Reinforcement learning (RL) has demonstrated significant potential for post-training language models and autoregressive visual generative models, but adapting RL to masked generative models remains challenging. The core factor is that policy optimization requires accounting for the probability likelihood of each step due to its multi-step and iterative refinement process. This reliance on entire sampling trajectories introduces high computational cost, whereas natively optimizing random steps often yields suboptimal results. In this paper, we present MaskFocus, a novel RL framework that achieves effective policy optimization for masked generative models by focusing on critical steps. Specifically, we determine the step-level information gain by measuring the similarity between the intermediate images at each sampling step and the final generated image. Crucially, we leverage this to identify the most critical and valuable steps and execute focused policy optimization on them. Furthermore, we design a dynamic routing sampling mechanism based on entropy to encourage the model to explore more valuable masking strategies for samples with low entropy.
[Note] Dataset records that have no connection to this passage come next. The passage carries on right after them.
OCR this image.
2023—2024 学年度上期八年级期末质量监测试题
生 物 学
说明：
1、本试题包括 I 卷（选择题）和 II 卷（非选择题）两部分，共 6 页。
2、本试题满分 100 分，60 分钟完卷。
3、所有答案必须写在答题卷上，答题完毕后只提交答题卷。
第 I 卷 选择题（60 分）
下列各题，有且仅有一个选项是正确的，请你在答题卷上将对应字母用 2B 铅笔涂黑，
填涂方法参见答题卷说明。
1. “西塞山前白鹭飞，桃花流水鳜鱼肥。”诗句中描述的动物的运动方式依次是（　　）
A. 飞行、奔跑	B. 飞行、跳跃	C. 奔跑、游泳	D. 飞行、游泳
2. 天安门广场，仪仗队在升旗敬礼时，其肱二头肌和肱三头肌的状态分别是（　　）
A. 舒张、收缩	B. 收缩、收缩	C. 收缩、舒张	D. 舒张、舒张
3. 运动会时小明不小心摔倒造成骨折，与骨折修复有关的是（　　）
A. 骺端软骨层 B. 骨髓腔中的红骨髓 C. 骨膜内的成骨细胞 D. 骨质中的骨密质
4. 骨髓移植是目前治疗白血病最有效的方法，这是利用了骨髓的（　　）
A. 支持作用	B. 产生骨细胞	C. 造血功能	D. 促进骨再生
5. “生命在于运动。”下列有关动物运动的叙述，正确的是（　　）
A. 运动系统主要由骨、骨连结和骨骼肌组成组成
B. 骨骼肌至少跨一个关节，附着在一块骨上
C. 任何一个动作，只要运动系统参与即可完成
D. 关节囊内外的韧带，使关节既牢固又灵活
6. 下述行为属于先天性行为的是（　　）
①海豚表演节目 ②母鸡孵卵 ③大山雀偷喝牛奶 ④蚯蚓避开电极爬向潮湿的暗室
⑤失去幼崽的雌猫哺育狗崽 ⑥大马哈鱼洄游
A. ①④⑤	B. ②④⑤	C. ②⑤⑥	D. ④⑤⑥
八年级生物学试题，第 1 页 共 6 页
Extensive experiments on multiple Text-to-Image benchmarks validate the effectiveness of our method.

Paper Structure

This paper contains 16 sections, 8 equations, 5 figures, 3 tables.

Figures (5)

  • Figure 1: Motivation of our method. (a) The masked tokens in the early steps determine the appearance and structure of the image, containing sufficient and effective information. (b) The left figure represents the cosine similarity $S_t$ between the image embedding $E_t$ at each step and the final embedding $E_T$. The right figure presents the absolute difference between consecutive steps, computed based on the similarity from the left figure. The image variation throughout the sampling process is not uniform. In particular, certain steps in the early stage have a more significant impact on the generated image. (c) Different samples exhibit different entropy trajectories during generation. Lower entropy implies more deterministic sampling, which limits exploration and makes it less likely to produce higher image quality.
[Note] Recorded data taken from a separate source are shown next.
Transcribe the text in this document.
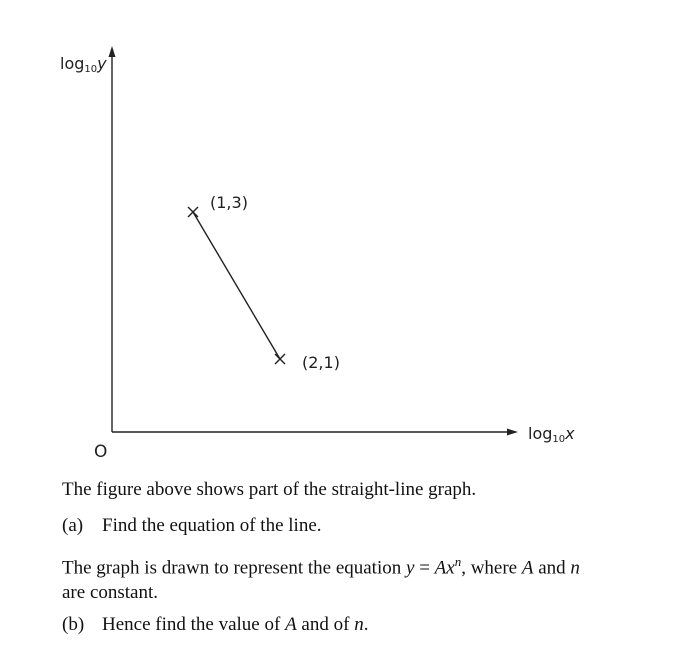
$\log_{10}y$
$\log_{10}x$
O
(1,3)
(2,1)

The figure above shows part of the straight-line graph.

(a) Find the equation of the line.

The graph is drawn to represent the equation $y = Ax^n$, where A and n

are constant.

(b) Hence find the value of A and of n.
  • Figure 2: Overview of our method. 1) Dynamic Routing Sampling (DR-Sampling). During the sampling process, we perform a more exploratory sampling strategy on low-entropy samples, while using normal sampling on high-entropy samples. 2) Critical Step Select (CSS). Then, we determine the critical steps in the sampling trajectories and obtain the corresponding masks based on the cosine similarity between the intermediate embeddings and the final generated embedding. 3) We randomly shuffle masks and re-mask the generated tokens and predict the probabilities of these masked tokens to optimize the training objective (see left). Detail above procedures are in Alg. \ref{['alg:method']}.
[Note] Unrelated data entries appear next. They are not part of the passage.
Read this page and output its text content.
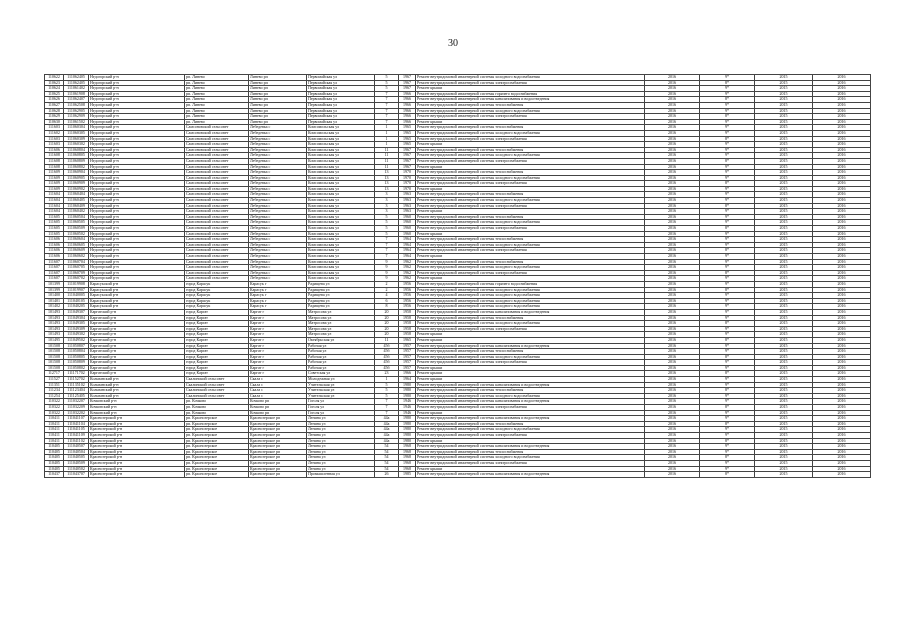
30
110622	111062405	Недогорский р-н	рп. Линево	Линево рп	Первомайская ул	5	1967	Ремонт внутридомовой инженерной системы холодного водоснабжения	2016	9*	2015	2016
110623	111062405	Недогорский р-н	рп. Линево	Линево рп	Первомайская ул	5	1967	Ремонт внутридомовой инженерной системы электроснабжения	2016	8*	2015	2016
110624	111061402	Недогорский р-н	рп. Линево	Линево рп	Первомайская ул	5	1967	Ремонт крыши	2016	9*	2015	2016
110625	111061908	Недогорский р-н	рп. Линево	Линево рп	Первомайская ул	7	1966	Ремонт внутридомовой инженерной системы горячего водоснабжения	2016	9*	2015	2016
110626	111062407	Недогорский р-н	рп. Линево	Линево рп	Первомайская ул	7	1966	Ремонт внутридомовой инженерной системы канализования и водоотведения	2016	8*	2015	2016
110627	111062508	Недогорский р-н	рп. Линево	Линево рп	Первомайская ул	7	1966	Ремонт внутридомовой инженерной системы теплоснабжения	2016	9*	2015	2016
110628	111062905	Недогорский р-н	рп. Линево	Линево рп	Первомайская ул	7	1966	Ремонт внутридомовой инженерной системы холодного водоснабжения	2016	9*	2015	2016
110629	111062909	Недогорский р-н	рп. Линево	Линево рп	Первомайская ул	7	1966	Ремонт внутридомовой инженерной системы электроснабжения	2016	8*	2015	2016
110630	111061502	Недогорский р-н	рп. Линево	Линево рп	Первомайская ул	7	1966	Ремонт крыши	2016	9*	2015	2016
111603	111060304	Недогорский р-н	Самсоновский сельсовет	Лебедевка с	Комсомольская ул	1	1965	Ремонт внутридомовой инженерной системы теплоснабжения	2016	9*	2015	2016
111602	111060305	Недогорский р-н	Самсоновский сельсовет	Лебедевка с	Комсомольская ул	1	1965	Ремонт внутридомовой инженерной системы холодного водоснабжения	2016	9*	2015	2016
111603	111060309	Недогорский р-н	Самсоновский сельсовет	Лебедевка с	Комсомольская ул	1	1965	Ремонт внутридомовой инженерной системы электроснабжения	2016	8*	2015	2016
111603	111060302	Недогорский р-н	Самсоновский сельсовет	Лебедевка с	Комсомольская ул	1	1965	Ремонт крыши	2016	9*	2015	2016
111606	111060804	Недогорский р-н	Самсоновский сельсовет	Лебедевка с	Комсомольская ул	11	1967	Ремонт внутридомовой инженерной системы теплоснабжения	2016	9*	2015	2016
111608	111060805	Недогорский р-н	Самсоновский сельсовет	Лебедевка с	Комсомольская ул	11	1967	Ремонт внутридомовой инженерной системы холодного водоснабжения	2016	9*	2015	2016
111608	111060809	Недогорский р-н	Самсоновский сельсовет	Лебедевка с	Комсомольская ул	11	1967	Ремонт внутридомовой инженерной системы электроснабжения	2016	8*	2015	2016
111608	111060802	Недогорский р-н	Самсоновский сельсовет	Лебедевка с	Комсомольская ул	11	1967	Ремонт крыши	2016	9*	2015	2016
111609	111060904	Недогорский р-н	Самсоновский сельсовет	Лебедевка с	Комсомольская ул	13	1970	Ремонт внутридомовой инженерной системы теплоснабжения	2016	9*	2015	2016
111609	111060905	Недогорский р-н	Самсоновский сельсовет	Лебедевка с	Комсомольская ул	13	1970	Ремонт внутридомовой инженерной системы холодного водоснабжения	2016	9*	2015	2016
111609	111060909	Недогорский р-н	Самсоновский сельсовет	Лебедевка с	Комсомольская ул	13	1970	Ремонт внутридомовой инженерной системы электроснабжения	2016	8*	2015	2016
111609	111060902	Недогорский р-н	Самсоновский сельсовет	Лебедевка с	Комсомольская ул	13	1970	Ремонт крыши	2016	9*	2015	2016
111604	111060404	Недогорский р-н	Самсоновский сельсовет	Лебедевка с	Комсомольская ул	3	1963	Ремонт внутридомовой инженерной системы теплоснабжения	2016	9*	2015	2016
111604	111060405	Недогорский р-н	Самсоновский сельсовет	Лебедевка с	Комсомольская ул	3	1963	Ремонт внутридомовой инженерной системы холодного водоснабжения	2016	9*	2015	2016
111604	111060409	Недогорский р-н	Самсоновский сельсовет	Лебедевка с	Комсомольская ул	3	1963	Ремонт внутридомовой инженерной системы электроснабжения	2016	8*	2015	2016
111604	111060402	Недогорский р-н	Самсоновский сельсовет	Лебедевка с	Комсомольская ул	3	1963	Ремонт крыши	2016	9*	2015	2016
111605	111060504	Недогорский р-н	Самсоновский сельсовет	Лебедевка с	Комсомольская ул	5	1960	Ремонт внутридомовой инженерной системы теплоснабжения	2016	9*	2015	2016
111605	111060505	Недогорский р-н	Самсоновский сельсовет	Лебедевка с	Комсомольская ул	5	1960	Ремонт внутридомовой инженерной системы холодного водоснабжения	2016	9*	2015	2016
111605	111060509	Недогорский р-н	Самсоновский сельсовет	Лебедевка с	Комсомольская ул	5	1960	Ремонт внутридомовой инженерной системы электроснабжения	2016	8*	2015	2016
111605	111060502	Недогорский р-н	Самсоновский сельсовет	Лебедевка с	Комсомольская ул	5	1960	Ремонт крыши	2016	9*	2015	2016
111606	111060604	Недогорский р-н	Самсоновский сельсовет	Лебедевка с	Комсомольская ул	7	1964	Ремонт внутридомовой инженерной системы теплоснабжения	2016	9*	2015	2016
111606	111060605	Недогорский р-н	Самсоновский сельсовет	Лебедевка с	Комсомольская ул	7	1964	Ремонт внутридомовой инженерной системы холодного водоснабжения	2016	9*	2015	2016
111606	111060609	Недогорский р-н	Самсоновский сельсовет	Лебедевка с	Комсомольская ул	7	1964	Ремонт внутридомовой инженерной системы электроснабжения	2016	8*	2015	2016
111606	111060602	Недогорский р-н	Самсоновский сельсовет	Лебедевка с	Комсомольская ул	7	1964	Ремонт крыши	2016	9*	2015	2016
111607	111060704	Недогорский р-н	Самсоновский сельсовет	Лебедевка с	Комсомольская ул	9	1962	Ремонт внутридомовой инженерной системы теплоснабжения	2016	9*	2015	2016
111607	111060705	Недогорский р-н	Самсоновский сельсовет	Лебедевка с	Комсомольская ул	9	1962	Ремонт внутридомовой инженерной системы холодного водоснабжения	2016	9*	2015	2016
111607	111060709	Недогорский р-н	Самсоновский сельсовет	Лебедевка с	Комсомольская ул	9	1962	Ремонт внутридомовой инженерной системы электроснабжения	2016	8*	2015	2016
111607	111060702	Недогорский р-н	Самсоновский сельсовет	Лебедевка с	Комсомольская ул	9	1962	Ремонт крыши	2016	9*	2015	2016
101399	111019908	Карасукский р-н	город Карасук	Карасук г	Радищева ул	2	1956	Ремонт внутридомовой инженерной системы горячего водоснабжения	2016	9*	2015	2016
101399	111019907	Карасукский р-н	город Карасук	Карасук г	Радищева ул	2	1956	Ремонт внутридомовой инженерной системы холодного водоснабжения	2016	8*	2015	2016
101400	111040005	Карасукский р-н	город Карасук	Карасук г	Радищева ул	4	1956	Ремонт внутридомовой инженерной системы холодного водоснабжения	2016	9*	2015	2016
101401	111040105	Карасукский р-н	город Карасук	Карасук г	Радищева ул	6	1956	Ремонт внутридомовой инженерной системы холодного водоснабжения	2016	9*	2015	2016
101402	111040205	Карасукский р-н	город Карасук	Карасук г	Радищева ул	8	1956	Ремонт внутридомовой инженерной системы холодного водоснабжения	2016	9*	2015	2016
101493	111049307	Каргатский р-н	город Каргат	Каргат г	Матросова ул	20	1958	Ремонт внутридомовой инженерной системы канализования и водоотведения	2016	9*	2015	2016
101493	111049304	Каргатский р-н	город Каргат	Каргат г	Матросова ул	20	1958	Ремонт внутридомовой инженерной системы теплоснабжения	2016	9*	2015	2016
101493	111049305	Каргатский р-н	город Каргат	Каргат г	Матросова ул	20	1958	Ремонт внутридомовой инженерной системы холодного водоснабжения	2016	8*	2015	2016
101493	111049309	Каргатский р-н	город Каргат	Каргат г	Матросова ул	20	1958	Ремонт внутридомовой инженерной системы электроснабжения	2016	9*	2015	2016
101493	111049302	Каргатский р-н	город Каргат	Каргат г	Матросова ул	20	1958	Ремонт крыши	2016	9*	2015	2016
101495	111049502	Каргатский р-н	город Каргат	Каргат г	Октябрьская ул	11	1965	Ремонт крыши	2016	8*	2015	2016
101508	111050807	Каргатский р-н	город Каргат	Каргат г	Рабочая ул	45б	1957	Ремонт внутридомовой инженерной системы канализования и водоотведения	2016	9*	2015	2016
101508	111050804	Каргатский р-н	город Каргат	Каргат г	Рабочая ул	45б	1957	Ремонт внутридомовой инженерной системы теплоснабжения	2016	9*	2015	2016
101508	111050805	Каргатский р-н	город Каргат	Каргат г	Рабочая ул	45б	1957	Ремонт внутридомовой инженерной системы холодного водоснабжения	2016	8*	2015	2016
101508	111050809	Каргатский р-н	город Каргат	Каргат г	Рабочая ул	45б	1957	Ремонт внутридомовой инженерной системы электроснабжения	2016	9*	2015	2016
101508	111050802	Каргатский р-н	город Каргат	Каргат г	Рабочая ул	45б	1957	Ремонт крыши	2016	9*	2015	2016
112717	111171702	Каргатский р-н	город Каргат	Каргат г	Советская ул	23	1966	Ремонт крыши	2016	8*	2015	2016
111527	111152702	Кольванский р-н	Скалинский сельсовет	Скала с	Молодежная ул	1	1964	Ремонт крыши	2016	9*	2015	2016
111351	111135102	Кольванский р-н	Скалинский сельсовет	Скала с	Учительская ул	5	1980	Ремонт внутридомовой инженерной системы канализования и водоотведения	2016	9*	2015	2016
111234	111123404	Кольванский р-н	Скалинский сельсовет	Скала с	Учительская ул	5	1980	Ремонт внутридомовой инженерной системы теплоснабжения	2016	8*	2015	2016
111254	111125405	Кольванский р-н	Скалинский сельсовет	Скала с	Учительская ул	5	1980	Ремонт внутридомовой инженерной системы холодного водоснабжения	2016	9*	2015	2016
110322	111032207	Кочковский р-н	рп. Кочково	Кочково рп	Гоголя ул	7	1946	Ремонт внутридомовой инженерной системы канализования и водоотведения	2016	9*	2015	2016
110322	111032209	Кочковский р-н	рп. Кочково	Кочково рп	Гоголя ул	7	1946	Ремонт внутридомовой инженерной системы электроснабжения	2016	8*	2015	2016
110322	111032202	Кочковский р-н	рп. Кочково	Кочково рп	Гоголя ул	7	1946	Ремонт крыши	2016	9*	2015	2016
110411	111041107	Краснозерский р-н	рп. Краснозерское	Краснозерское рп	Ленина ул	44а	1980	Ремонт внутридомовой инженерной системы канализования и водоотведения	2016	9*	2015	2016
110411	111041104	Краснозерский р-н	рп. Краснозерское	Краснозерское рп	Ленина ул	44а	1980	Ремонт внутридомовой инженерной системы теплоснабжения	2016	8*	2015	2016
110411	111041105	Краснозерский р-н	рп. Краснозерское	Краснозерское рп	Ленина ул	44а	1980	Ремонт внутридомовой инженерной системы холодного водоснабжения	2016	9*	2015	2016
110411	111041109	Краснозерский р-н	рп. Краснозерское	Краснозерское рп	Ленина ул	44а	1980	Ремонт внутридомовой инженерной системы электроснабжения	2016	9*	2015	2016
110411	111041102	Краснозерский р-н	рп. Краснозерское	Краснозерское рп	Ленина ул	44а	1980	Ремонт крыши	2016	8*	2015	2016
110405	111040507	Краснозерский р-н	рп. Краснозерское	Краснозерское рп	Ленина ул	54	1968	Ремонт внутридомовой инженерной системы канализования и водоотведения	2016	9*	2015	2016
110405	111040504	Краснозерский р-н	рп. Краснозерское	Краснозерское рп	Ленина ул	54	1968	Ремонт внутридомовой инженерной системы теплоснабжения	2016	9*	2015	2016
110405	111040505	Краснозерский р-н	рп. Краснозерское	Краснозерское рп	Ленина ул	54	1968	Ремонт внутридомовой инженерной системы холодного водоснабжения	2016	8*	2015	2016
110405	111040509	Краснозерский р-н	рп. Краснозерское	Краснозерское рп	Ленина ул	54	1968	Ремонт внутридомовой инженерной системы электроснабжения	2016	9*	2015	2016
110405	111040502	Краснозерский р-н	рп. Краснозерское	Краснозерское рп	Ленина ул	54	1968	Ремонт крыши	2016	9*	2015	2016
110437	111043707	Краснозерский р-н	рп. Краснозерское	Краснозерское рп	Промышленная ул	26	1985	Ремонт внутридомовой инженерной системы канализования и водоотведения	2016	8*	2015	2016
  • Figure 3: Qualitative Comparison. Our approach demonstrates superior performance in image quality and human preference (top two rows), as well as in instruction-following tasks involving Counting, Colors, Attribute Binding, and Position (bottom two rows).
  • Figure 4: More comparison results on step selection strategy, sampling strategy, CFG, and mask strategy.
  • Figure 5: Pre-/Post-RL sampling trajectories.